Natürlich gab es schon immer heiße Sommertage. Niemand bestreitet das. Doch persönliche Erinnerungen ersetzen keine wissenschaftlichen Daten. Entscheidend ist nicht, ob es früher einmal 40 Grad gab, sondern wie häufig, wie lange und mit welchen Folgen diese Temperaturen heute auftreten. Rekordwerte, Hitzewellen, Dürreperioden und tropische Nächte sind keine isolierten Ereignisse, sondern Teil einer langfristigen Entwicklung. Besonders bemerkenswert ist die Logik hinter solchen Aussagen. Früher gab es warme Sommertage, also kann es heute keinen Klimawandel geben. Und weil man die Heizung ausschaltet, sind 40 Grad plötzlich ein Vorteil.

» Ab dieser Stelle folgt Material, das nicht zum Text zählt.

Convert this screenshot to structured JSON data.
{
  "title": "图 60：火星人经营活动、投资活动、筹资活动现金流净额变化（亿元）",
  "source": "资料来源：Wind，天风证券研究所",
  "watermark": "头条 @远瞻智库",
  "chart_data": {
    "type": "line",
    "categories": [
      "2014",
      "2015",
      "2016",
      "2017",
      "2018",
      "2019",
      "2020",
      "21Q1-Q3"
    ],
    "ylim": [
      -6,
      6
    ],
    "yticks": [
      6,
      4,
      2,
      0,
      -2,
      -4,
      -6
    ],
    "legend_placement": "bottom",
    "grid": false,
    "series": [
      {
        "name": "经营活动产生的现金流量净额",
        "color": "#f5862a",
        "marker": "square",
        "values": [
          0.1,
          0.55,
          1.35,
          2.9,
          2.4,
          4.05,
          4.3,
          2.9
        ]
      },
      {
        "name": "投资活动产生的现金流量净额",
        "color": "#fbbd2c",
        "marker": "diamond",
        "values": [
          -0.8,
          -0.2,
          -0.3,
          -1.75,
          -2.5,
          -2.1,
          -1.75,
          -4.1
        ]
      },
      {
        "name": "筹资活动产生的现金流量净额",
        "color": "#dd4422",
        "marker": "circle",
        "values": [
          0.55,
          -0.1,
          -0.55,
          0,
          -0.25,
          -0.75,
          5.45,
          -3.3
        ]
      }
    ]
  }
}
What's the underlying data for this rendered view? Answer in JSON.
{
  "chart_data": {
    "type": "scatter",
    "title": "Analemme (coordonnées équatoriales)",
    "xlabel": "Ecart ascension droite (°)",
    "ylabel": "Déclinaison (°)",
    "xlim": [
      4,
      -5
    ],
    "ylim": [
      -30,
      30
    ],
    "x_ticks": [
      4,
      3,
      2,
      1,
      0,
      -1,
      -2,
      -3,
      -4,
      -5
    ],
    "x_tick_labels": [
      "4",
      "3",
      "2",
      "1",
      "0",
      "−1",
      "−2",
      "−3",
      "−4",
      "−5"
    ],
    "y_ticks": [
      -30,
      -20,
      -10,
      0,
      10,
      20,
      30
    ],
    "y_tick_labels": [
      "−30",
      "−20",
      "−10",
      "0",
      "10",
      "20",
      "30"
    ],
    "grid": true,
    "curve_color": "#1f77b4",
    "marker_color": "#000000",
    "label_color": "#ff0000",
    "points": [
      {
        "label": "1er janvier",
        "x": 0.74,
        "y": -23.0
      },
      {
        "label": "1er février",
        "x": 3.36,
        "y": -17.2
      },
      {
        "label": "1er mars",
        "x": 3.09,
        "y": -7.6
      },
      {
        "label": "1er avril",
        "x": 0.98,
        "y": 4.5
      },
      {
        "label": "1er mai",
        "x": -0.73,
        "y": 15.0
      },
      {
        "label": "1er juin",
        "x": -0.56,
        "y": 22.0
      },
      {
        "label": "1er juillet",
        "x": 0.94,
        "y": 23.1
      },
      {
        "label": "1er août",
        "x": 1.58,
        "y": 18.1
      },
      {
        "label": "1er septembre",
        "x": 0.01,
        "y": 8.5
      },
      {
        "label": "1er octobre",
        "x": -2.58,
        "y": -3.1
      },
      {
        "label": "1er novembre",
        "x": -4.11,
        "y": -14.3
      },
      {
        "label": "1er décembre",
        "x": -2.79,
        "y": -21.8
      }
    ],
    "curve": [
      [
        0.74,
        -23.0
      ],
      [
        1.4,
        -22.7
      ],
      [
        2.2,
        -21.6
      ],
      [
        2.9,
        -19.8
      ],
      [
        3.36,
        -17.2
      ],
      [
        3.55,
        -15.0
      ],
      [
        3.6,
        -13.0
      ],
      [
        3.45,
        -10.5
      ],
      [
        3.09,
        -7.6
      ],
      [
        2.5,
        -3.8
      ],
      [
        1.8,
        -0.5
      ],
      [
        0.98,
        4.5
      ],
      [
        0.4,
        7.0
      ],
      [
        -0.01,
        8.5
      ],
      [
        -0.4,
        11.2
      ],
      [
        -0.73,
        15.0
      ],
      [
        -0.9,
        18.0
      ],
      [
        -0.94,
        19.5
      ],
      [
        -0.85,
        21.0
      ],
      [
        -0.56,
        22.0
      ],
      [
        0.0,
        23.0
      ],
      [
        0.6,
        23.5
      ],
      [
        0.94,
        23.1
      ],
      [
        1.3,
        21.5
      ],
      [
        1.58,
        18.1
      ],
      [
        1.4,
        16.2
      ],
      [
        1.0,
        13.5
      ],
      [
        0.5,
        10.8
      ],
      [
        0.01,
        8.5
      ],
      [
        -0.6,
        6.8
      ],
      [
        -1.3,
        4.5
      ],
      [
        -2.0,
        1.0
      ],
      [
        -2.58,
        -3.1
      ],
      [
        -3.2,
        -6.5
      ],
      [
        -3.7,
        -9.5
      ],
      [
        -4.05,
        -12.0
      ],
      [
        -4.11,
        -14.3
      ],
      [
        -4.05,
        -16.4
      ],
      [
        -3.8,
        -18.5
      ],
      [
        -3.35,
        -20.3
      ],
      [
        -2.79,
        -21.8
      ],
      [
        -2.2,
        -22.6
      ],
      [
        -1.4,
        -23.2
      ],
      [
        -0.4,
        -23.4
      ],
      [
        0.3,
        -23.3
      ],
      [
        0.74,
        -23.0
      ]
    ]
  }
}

Wenn einfache Erklärungen alle Probleme lösen würden, wäre die Welt wirklich unkompliziert.Weil man sich gegen Hitze vermeintlich einfacher schützen könne als gegen Kälte, wird das eigentliche Problem klein geredet. Dabei werden die Folgen extremer Hitze für ältere Menschen, Kinder, Kranke, die Landwirtschaft, die Wasserversorgung und ganze Ökosysteme ausgeblendet. Aus einer komplexen globalen Herausforderung wird eine persönliche Strom- und Heizkostenabrechnung.

Genau hier zeigt sich das Prinzip „Nach mir die Sintflut“. Solange der eigene Alltag funktioniert und man persnlich nicht betroffen ist, werden Warnungen als Übertreibung dargestellt, wird  persönliches Empfinden mit gesellschaftlicher Realität verwechselt und kurzfristige Vorteile mit langfristigen Kosten. Der Sarkasmus liegt darin, dass ausgerechnet jene, die den Klimawandel für harmlos erklären oder ihn vehement und oft aggressiv leugnen, nicht selten behaupten, sie seien die Vernünftigen. Tatsächlich argumentieren sie aber gegen Maßnahmen, die ihre eigene Lebensgrundlage schützen sollen. Damit bestätigen sie unfreiwillig Russells Diagnose: Die größte Herausforderung besteht nicht darin, technische Lösungen zu finden, sondern Menschen davon zu überzeugen, ihr eigenes Überleben ernst zu nehmen.

 „Nach mir die Sintflut“ ist nicht nur eine Redewendung. Sie passt zur Beschreibung einer Gesellschaft,  die lieber über den Preis der Heizung diskutiert als über die Zukunft ihrer Kinder. Und genau darin liegt die eigentliche Tragik: Nicht der Mangel an Wissen gefährdet unsere Zukunft, sondern der Mangel an Bereitschaft, nach diesem Wissen zu handeln.